Die Tatrichter billigten entschuldigenden Notstand deshalb nicht zu, weil sie den vom Angeklagten zu befürchtenden Nachteil für den Fall seiner Weigerung, das Heroin zu transportieren, nicht als bedeutend erachteten (US 11). Soweit die Beschwerde in dieser Hinsicht davon ausgeht, der Angeklagte habe um sein Leben bangen müssen, geht sie an den zum drohenden Nachteil für den Angeklagten getroffenen Urteilsfeststellungen vorbei.

Ausgehend von diesen Urteilsannahmen hat das Schöffengericht zutreffend die Tat des Angeklagten als nicht im Sinne des § 10 Abs. 1 StGB entschuldigt gewertet, weil er es unterlassen hat, der befürchteten Gefahr durch Inanspruchnahme der Hilfe der Polizei zu begegnen, obgleich dies nach Lage des Falles möglich gewesen wäre (US 11; SSt 50/69).

Die in der Beschwerde des weiteren aufgeworfene Frage der Verhältnismäßigkeit der vom Angeklagten behaupteten Notstandslage zu dem durch die Tat drohenden Schaden kann daher auf sich beruhen.

Das Schöffengericht verurteilte den Angeklagten nach den § 12 Abs. 3 SGG, § 5 JGG (unter Anrechnung der Vorhaft) zu zwei Jahren Freiheitsstrafe. Als erschwerend wurde dabei kein Umstand, als mildernd die Notlage des Angeklagten gewertet.

Die dagegen erhobene Berufung strebt Herabsetzung und bedingte Nachsicht der Freiheitsstrafe an. Sie ist nur zum Teil begründet.

Soweit sie für den Angeklagten das Vorliegen der Milderungsgründe nach dem § 34 Z 4 und 11 StGB reklamiert, ist ihr zu erwidern, daß diese Umstände unter dem zusammenfassenden Begriff der Notlage des Angeklagten vom Schöffengericht berücksichtigt worden sind. Ein wesentlicher Beitrag zur Wahrheitsfindung kann ihm ebensowenig zugute gehalten werden, weil der wesentliche Sachverhalt von den Grenzkontrollorganen aufgedeckt wurde. Das Erstgericht hat es jedoch, wie die Berufung zu Recht bemängelt, unterlassen, den bisher ordentlichen Lebenswandel des Angeklagten als mildernd zu berücksichtigen.
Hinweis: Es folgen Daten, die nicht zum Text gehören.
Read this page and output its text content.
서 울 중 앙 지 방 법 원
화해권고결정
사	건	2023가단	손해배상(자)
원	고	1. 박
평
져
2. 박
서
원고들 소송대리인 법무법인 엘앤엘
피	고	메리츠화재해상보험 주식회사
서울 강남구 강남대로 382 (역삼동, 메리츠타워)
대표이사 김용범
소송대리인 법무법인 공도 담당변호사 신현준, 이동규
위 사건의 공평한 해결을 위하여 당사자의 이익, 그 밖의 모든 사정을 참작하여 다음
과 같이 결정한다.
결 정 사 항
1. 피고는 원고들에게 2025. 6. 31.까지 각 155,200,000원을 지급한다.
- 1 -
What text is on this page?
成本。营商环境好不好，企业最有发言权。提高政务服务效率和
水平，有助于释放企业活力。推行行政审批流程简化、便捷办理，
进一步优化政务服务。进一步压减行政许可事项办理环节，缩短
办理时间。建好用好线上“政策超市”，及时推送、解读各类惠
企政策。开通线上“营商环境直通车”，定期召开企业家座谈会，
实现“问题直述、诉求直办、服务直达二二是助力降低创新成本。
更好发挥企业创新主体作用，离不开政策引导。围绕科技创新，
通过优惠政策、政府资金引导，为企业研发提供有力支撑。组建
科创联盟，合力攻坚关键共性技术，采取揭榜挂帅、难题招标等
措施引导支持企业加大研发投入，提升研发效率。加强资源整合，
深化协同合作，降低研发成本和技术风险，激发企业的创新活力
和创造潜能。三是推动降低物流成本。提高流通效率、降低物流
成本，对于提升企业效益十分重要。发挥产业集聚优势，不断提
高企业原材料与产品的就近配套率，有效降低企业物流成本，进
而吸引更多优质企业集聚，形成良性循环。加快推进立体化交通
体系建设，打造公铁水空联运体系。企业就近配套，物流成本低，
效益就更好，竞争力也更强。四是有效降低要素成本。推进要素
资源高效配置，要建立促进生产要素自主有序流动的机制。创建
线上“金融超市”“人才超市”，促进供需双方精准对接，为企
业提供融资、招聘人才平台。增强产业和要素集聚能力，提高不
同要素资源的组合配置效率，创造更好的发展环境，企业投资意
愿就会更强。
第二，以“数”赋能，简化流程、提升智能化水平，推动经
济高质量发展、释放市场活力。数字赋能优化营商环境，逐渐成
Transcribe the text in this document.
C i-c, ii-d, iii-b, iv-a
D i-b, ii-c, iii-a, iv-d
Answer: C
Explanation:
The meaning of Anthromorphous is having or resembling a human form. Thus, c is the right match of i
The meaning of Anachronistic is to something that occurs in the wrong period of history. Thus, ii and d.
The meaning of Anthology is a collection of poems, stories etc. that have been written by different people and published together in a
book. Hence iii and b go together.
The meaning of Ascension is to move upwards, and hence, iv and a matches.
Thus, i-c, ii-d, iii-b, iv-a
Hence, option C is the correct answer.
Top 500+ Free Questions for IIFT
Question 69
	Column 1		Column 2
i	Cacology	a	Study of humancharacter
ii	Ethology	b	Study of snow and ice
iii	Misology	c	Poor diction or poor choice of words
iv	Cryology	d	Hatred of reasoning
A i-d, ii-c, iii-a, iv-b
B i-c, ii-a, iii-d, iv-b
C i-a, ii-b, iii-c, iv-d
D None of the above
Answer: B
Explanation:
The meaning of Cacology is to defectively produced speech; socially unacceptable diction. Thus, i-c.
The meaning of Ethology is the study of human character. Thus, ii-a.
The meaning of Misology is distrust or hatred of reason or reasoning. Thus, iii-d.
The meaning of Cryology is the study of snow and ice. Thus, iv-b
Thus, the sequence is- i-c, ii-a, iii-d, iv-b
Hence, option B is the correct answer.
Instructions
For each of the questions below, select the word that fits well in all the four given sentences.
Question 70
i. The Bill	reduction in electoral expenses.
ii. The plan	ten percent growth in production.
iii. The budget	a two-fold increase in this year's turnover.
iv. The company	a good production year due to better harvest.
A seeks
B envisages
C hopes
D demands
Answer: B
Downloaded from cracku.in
Die Freiheitsstrafe wurde deshalb auf das aus dem Spruch ersichtliche, tat- und tätergerechte Ausmaß reduziert.

Trotz des bisher ordentlichen Lebenswandels kommt beim Angeklagten, der sich durch die Tat die Möglichkeit der reibungsfreien Rückkehr in seine Heimat sowie einiges Bargeld verschaffen und sich so aus einer mißlichen finanziellen Situation befreien wollte, vor allem auch im Hinblick auf die Menge des von ihm eingeschmuggelten, besonders gefährlichen Suchtgiftes Heroin und dessen negative Auswirkung gerade auf schutzbedürftige junge Menschen die bedingte Strafnachsicht der über ihn verhängten Freiheitsstrafe in keiner Form in Betracht.

Die Kostenentscheidung findet ihre Begründung in der angeführten gesetzlichen Bestimmung.